DECISION AND JUDGMENT ENTRY On December 15, 1999, a Sandusky County Grand Jury handed down a seven count indictment, charging appellant, Russell E. Glenn, with two counts of rape and five counts of sexual battery. Each of the counts alleged sexual conduct between the forty-seven year old defendant and his ten year old "granddaughter."
Appellant pled not guilty and the matter proceeded to trial. However, following the commencement of the trial, in a plea agreement with the state, appellant elected to withdraw his initial plea and enter a guilty plea to a single count of attempted rape, a second degree felony.
The trial court accepted the guilty plea, ordered a presentence investigation, and set the matter for sentencing. Eventually, the court, finding that, "* * * sentencing [appellant] to the least sentence, or even, indeed, several of lesser sentences, would be inappropriate, would demean the seriousness of the offense, and would not protect the public from future criminal activity," imposed a seven year term of imprisonment. It is from this sentence that appellant now appeals.
Pursuant to 6th Dist.Loc.App.R. 12(C), we sua sponte transfer this matter to our accelerated docket and, hereby, render our decision.
In two assignments of error, appellant complains that: 1) the trial court did not comply with the statutory sentencing requirements of R.C.2929.11 et seq., and 2) the court abused its discretion in imposing the maximum sentence on appellant.
I. In his second assignment of error, appellant maintains that the court should not have imposed the maximum sentence on appellant. R.C.2929.14(A)(2) permits a sentencing court to impose terms of two, three, four, five, six, seven or eight years for a second degree felony. Therefore, the trial court did not sentence appellant to the maximum sentence and no statutory duty to give written or oral reasons for such sentencing arose. See
R.C. 2929.19(B)(2)(d).
Appellant had not previously been sentenced to imprisonment, so the court was required to impose a minimum sentence or enter a finding that to do so would demean the seriousness of the offense or does not adequately protect the public. R.C. 2929.14(B). The court made the requisite statutory finding, which is well supported by the record. Accordingly, appellant's second assignment of error is not well-taken.

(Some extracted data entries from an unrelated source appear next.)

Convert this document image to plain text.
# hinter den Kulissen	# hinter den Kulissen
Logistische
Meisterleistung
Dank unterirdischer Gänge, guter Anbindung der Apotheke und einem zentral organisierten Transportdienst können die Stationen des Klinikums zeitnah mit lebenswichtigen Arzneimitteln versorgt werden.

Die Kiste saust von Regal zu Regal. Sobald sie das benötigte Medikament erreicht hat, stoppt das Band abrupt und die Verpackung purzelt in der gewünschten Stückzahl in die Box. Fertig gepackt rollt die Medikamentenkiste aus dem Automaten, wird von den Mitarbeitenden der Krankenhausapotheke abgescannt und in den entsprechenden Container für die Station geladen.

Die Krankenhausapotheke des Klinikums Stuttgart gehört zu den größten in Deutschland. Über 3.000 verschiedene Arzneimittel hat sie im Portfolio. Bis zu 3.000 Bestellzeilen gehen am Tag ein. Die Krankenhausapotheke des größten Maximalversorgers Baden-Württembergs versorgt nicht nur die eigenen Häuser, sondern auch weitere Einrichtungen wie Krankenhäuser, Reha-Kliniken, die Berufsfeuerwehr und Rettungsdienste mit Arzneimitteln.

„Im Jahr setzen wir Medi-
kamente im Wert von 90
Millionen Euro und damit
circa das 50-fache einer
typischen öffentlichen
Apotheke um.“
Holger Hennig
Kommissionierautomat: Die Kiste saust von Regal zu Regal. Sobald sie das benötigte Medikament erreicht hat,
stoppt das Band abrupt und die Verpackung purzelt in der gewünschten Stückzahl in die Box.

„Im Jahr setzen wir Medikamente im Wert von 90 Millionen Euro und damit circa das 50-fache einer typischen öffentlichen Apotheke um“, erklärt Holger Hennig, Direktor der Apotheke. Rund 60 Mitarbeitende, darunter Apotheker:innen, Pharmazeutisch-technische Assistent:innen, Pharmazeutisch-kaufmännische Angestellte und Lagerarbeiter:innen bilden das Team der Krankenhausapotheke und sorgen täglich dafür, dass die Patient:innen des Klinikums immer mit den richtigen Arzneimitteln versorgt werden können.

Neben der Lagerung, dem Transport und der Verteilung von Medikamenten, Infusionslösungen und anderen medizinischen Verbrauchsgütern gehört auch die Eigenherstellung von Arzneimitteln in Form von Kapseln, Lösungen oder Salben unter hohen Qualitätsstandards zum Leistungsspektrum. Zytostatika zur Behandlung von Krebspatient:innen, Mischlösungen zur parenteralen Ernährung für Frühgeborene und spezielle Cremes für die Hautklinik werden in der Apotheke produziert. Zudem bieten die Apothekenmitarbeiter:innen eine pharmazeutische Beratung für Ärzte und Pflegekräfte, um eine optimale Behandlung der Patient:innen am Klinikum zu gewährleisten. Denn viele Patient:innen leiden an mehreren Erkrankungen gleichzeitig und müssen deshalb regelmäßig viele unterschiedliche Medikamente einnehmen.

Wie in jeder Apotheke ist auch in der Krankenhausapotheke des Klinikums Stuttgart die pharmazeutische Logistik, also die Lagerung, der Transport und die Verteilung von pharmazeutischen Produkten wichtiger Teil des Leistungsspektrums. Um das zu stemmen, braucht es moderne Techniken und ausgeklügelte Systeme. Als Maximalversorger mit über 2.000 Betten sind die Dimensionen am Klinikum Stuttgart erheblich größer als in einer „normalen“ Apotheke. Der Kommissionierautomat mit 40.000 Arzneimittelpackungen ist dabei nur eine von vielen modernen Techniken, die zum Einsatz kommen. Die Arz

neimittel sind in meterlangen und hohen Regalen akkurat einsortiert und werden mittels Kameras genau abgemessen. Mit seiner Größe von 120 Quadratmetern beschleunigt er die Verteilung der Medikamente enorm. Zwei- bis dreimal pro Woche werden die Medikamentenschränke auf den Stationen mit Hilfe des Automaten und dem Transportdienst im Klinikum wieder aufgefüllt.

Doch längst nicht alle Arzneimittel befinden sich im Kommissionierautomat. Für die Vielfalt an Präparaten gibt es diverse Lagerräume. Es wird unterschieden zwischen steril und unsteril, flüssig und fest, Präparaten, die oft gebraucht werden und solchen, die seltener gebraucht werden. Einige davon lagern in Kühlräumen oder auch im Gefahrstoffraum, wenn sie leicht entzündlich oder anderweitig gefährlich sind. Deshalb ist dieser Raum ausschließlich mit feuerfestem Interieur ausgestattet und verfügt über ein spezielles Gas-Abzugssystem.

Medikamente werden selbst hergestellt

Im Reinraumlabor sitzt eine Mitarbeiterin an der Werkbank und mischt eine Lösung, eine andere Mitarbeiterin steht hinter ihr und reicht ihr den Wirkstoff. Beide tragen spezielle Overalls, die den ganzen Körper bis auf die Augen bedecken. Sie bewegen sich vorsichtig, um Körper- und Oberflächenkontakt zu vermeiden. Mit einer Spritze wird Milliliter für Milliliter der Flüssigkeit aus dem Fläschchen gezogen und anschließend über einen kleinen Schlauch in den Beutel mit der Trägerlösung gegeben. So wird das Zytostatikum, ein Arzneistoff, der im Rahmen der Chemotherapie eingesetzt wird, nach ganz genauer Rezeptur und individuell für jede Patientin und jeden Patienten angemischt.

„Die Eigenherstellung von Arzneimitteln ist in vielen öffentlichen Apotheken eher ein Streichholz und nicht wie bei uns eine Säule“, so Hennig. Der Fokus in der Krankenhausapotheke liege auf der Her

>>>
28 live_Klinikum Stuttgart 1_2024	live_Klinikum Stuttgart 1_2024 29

II. In his first assignment of error, appellant complains that the trial court failed to follow the statutory sentencing procedures. Specifically, appellant asserts that, although R.C. 2929.12(B) requires a sentencing court to consider eight factors when determining that an offender's conduct is more serious than the norm, the court only mentioned three of these factors. Moreover, appellant insists, the court failed to analyze four factors in R.C. 2929.12(C) in determining whether defendant's conduct might be less serious than normal.
R.C. 2929.13(F)(2) makes mandatory a term of incarceration for a defendant convicted of forcible rape or attempted rape of a victim under the age of thirteen. R.C. 2929.12 provides guidance for a sentencing court, "[u]nless a mandatory prison term is required by [R.C. 2929.13(F)]." Consequently, R.C. 2929.12 is inapplicable to this offense. Moreover, there is nothing in R.C. 2929.12 which requires a sentencing court to enumerate its considerations under this statute. It need only recite its findings. See State v. Edmonson (1999), 86 Ohio St.3d 324, 326-327. Indeed, for any second degree felony, the court must provide reasons if it does impose a prison term. R.C. 2929.19(B)(2)(b).
As we previously discussed, a defendant who has not had a prior prison sentence imposed should generally be sentenced to the shortest term. However, this directive may be overcome if the court finds that such a sentence would demean the seriousness of the offense or fail to adequately protect the public. R.C. 2929.14(B). The statute requires only such a finding, not that the sentencing court state its reasons. See Edmonson, supra. In this case, the trial court satisfied the statutory requirements. Accordingly, appellant's first assignment of error is not well-taken.
Upon consideration whereof, the judgment of the Sandusky County Court of Common Pleas is affirmed. Costs to appellant.
A certified copy of this entry shall constitute the mandate pursuant to App.R. 27. See, also, 6th Dist.Loc.App.R. 4, amended 1/l/98.
Melvin L. Resnick, J., James R. Sherck, J., and Mark L. Pietrykowski, P.J., CONCUR.